Physiotherapy and occupational therapy

A physiotherapist will see you in hospital after the operation to help get you moving and advise you on exercises to strengthen your muscles. A physiotherapist or an occupational therapist will tell you the dos and don’ts after hip surgery – how to get in and out of a bed, a chair, the shower etc. It’s very important to follow this advice.

You shouldn’t bend the hips to more than 90º (e.g. squatting, or sitting in a low chair or couch) and never cross your legs because these positions could dislocate your new hip. An occupational therapist will advise you on the correct height of seating.

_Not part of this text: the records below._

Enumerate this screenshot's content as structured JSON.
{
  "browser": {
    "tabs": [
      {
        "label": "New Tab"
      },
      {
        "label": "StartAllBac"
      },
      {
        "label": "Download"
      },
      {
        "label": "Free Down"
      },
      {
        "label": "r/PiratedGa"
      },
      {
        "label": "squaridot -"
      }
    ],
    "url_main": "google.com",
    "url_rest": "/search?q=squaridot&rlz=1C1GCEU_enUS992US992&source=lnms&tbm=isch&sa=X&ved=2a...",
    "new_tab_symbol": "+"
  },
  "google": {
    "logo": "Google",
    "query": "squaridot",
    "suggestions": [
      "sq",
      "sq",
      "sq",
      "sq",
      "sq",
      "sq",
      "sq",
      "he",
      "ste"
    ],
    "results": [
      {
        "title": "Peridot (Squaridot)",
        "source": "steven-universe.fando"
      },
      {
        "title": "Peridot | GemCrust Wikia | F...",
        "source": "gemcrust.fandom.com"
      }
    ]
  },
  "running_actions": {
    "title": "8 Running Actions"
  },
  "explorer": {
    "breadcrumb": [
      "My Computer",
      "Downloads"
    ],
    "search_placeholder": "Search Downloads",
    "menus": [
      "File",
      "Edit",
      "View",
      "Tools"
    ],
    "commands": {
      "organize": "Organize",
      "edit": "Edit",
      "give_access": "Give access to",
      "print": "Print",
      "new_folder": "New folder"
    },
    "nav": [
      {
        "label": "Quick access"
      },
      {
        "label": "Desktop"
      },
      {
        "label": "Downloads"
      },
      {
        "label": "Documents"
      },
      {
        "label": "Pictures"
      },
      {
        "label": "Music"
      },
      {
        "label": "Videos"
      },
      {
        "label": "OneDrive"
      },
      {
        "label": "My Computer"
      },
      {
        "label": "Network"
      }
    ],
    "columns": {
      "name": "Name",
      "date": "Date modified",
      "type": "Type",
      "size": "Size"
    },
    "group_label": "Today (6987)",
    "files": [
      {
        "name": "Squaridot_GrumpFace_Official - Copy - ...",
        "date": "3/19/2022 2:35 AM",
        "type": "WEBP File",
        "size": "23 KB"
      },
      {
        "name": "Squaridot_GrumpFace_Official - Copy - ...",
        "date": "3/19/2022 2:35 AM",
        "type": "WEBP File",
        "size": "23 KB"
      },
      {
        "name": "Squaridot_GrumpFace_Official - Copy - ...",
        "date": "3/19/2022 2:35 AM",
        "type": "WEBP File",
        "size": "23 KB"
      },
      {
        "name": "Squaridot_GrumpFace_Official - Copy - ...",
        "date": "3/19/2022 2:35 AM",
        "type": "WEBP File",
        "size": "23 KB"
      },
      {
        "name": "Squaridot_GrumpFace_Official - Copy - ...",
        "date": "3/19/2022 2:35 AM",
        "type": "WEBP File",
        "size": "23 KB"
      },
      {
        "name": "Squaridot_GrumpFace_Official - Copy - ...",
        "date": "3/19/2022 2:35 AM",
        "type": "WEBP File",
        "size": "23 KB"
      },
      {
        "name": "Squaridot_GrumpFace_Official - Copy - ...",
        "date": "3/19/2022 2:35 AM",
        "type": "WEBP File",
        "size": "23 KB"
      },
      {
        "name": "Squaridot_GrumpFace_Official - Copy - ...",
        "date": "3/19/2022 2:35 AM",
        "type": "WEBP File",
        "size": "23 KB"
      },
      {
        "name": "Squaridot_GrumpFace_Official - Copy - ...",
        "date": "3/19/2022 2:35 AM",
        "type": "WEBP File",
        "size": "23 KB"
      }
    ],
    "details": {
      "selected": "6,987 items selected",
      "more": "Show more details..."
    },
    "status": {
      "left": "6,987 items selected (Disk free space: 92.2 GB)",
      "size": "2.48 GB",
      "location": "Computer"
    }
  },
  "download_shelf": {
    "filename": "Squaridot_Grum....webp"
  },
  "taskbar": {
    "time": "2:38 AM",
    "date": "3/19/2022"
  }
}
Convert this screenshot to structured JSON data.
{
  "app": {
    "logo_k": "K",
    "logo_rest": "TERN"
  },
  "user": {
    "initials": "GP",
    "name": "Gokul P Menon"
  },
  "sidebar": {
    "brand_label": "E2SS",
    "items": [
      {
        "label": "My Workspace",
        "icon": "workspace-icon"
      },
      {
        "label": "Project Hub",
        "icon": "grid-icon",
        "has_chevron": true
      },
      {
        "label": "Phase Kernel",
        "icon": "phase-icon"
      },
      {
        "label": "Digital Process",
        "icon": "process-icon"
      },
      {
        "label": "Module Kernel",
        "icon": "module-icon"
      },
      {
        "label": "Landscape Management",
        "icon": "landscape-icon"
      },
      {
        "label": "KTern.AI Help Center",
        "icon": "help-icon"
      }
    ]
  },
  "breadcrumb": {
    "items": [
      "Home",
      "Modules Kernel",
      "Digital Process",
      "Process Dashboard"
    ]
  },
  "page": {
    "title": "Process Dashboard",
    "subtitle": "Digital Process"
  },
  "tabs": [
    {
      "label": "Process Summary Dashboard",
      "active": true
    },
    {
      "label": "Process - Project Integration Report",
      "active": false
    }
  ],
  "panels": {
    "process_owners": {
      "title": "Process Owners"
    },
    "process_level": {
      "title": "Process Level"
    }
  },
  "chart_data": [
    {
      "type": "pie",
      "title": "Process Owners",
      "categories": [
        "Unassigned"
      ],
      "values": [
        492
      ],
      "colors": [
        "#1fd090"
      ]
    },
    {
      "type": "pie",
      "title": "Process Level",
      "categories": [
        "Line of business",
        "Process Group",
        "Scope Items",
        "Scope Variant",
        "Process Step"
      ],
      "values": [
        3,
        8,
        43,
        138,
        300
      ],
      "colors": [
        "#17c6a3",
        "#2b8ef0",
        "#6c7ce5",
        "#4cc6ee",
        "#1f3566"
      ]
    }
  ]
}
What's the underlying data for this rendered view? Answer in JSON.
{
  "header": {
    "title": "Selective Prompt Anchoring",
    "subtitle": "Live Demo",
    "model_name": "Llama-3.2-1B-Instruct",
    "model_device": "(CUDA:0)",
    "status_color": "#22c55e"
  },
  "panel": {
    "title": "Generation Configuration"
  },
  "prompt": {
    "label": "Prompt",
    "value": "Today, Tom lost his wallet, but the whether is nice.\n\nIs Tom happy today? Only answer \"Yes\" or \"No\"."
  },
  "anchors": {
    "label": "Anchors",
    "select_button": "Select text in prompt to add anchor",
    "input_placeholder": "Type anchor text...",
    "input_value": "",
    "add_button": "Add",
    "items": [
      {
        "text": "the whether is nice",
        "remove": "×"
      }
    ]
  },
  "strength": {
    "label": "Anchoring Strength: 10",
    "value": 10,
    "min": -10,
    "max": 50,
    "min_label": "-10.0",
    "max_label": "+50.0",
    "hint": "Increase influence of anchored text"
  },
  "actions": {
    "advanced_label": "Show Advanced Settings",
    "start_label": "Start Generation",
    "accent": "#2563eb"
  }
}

Before you leave hospital, an occupational therapist will assess your physical ability and your situation at home, and may give you equipment such as a raised toilet seat and gadgets to help you dress.

Read more about physiotherapy and occupational therapy.

Going home

Most people are able to climb stairs and are ready to leave hospital within 4–8 days.

You’ll need to attend the outpatients’ department, usually 6–12 weeks after the operation, for a routine check-up to make sure your recovery is going well. You may also be offered outpatient physiotherapy if your doctors feel that this will help your recovery.

Once you’re at home the district nurse will change your bandages and take out any stitches (sometimes called sutures). If you have any problems with your wound healing then you should tell the hospital staff straight away.